Situasi ini berdampak pada sejumlah titik strategis di kawasan, termasuk adanya serangan balasan terhadap pangkalan militer di Riyadh, Arab Saudi.
Merespons kondisi tersebut, Aprozi mengimbau jamaah umrah asal Indonesia yang saat ini berada di Makkah maupun Madinah untuk tetap tenang jika terjadi kendala teknis pada jadwal kepulangan ke Tanah Air.

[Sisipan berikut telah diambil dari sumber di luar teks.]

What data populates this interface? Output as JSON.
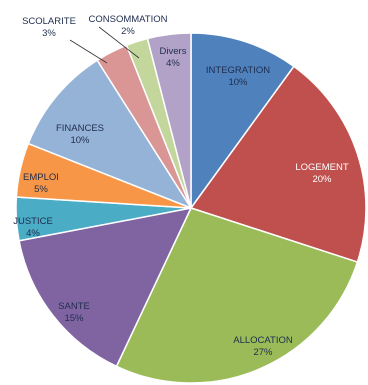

“Kita menghimbau kepada jamaah umrah yang masih berada di Arab Saudi, baik itu di Madinah maupun Makkah, agar kiranya dapat bersabar, seandainya ada keterlambatan kepulangan para calon jamaah disebabkan oleh eskalasi perang di Timur Tengah,” ujar Aprozi, Senin (2/3/2026).
Koordinasi dan Langkah Strategis Pemerintah
Baca Juga ; Ketegangan di Timur Tengah Memanas, Pemerintah Minta WNI Tunda Perjalanan
Legislator dari Fraksi Golkar ini menegaskan pentingnya koordinasi intensif antara jamaah, biro travel penyelenggara, serta perwakilan diplomatik RI di Arab Saudi. Pemerintah diyakini tengah menyusun skema pemulangan yang aman bagi seluruh Warga Negara Indonesia (WNI) di tengah ketidakpastian jalur penerbangan internasional.
“Kita kita yakini bahwa pemerintah Republik Indonesia tentu akan melakukan yang terbaik. Melakukan koordinasi tentang bagaimana teknis pemulangan warga Indonesia yang ada di Arab Saudi atau di yang sedang melaksanakan ibadah umrah,” tegas Aprozi.
Ia juga meminta keluarga jamaah di Indonesia untuk tidak panik dan mempercayakan proses pengamanan jalur kepada otoritas terkait. Penundaan kepulangan dinilai sebagai langkah preventif hingga jalur udara dinyatakan sepenuhnya aman dari risiko konflik.
Saran Penundaan Keberangkatan dan Kewajiban Biro Travel
Selain imbauan bagi yang sudah di lokasi, Aprozi menyarankan masyarakat yang merencanakan ibadah umrah dalam waktu dekat untuk menunda keberangkatan hingga situasi kondusif. Hal ini berkaitan dengan potensi gangguan rute penerbangan yang melintasi wilayah konflik.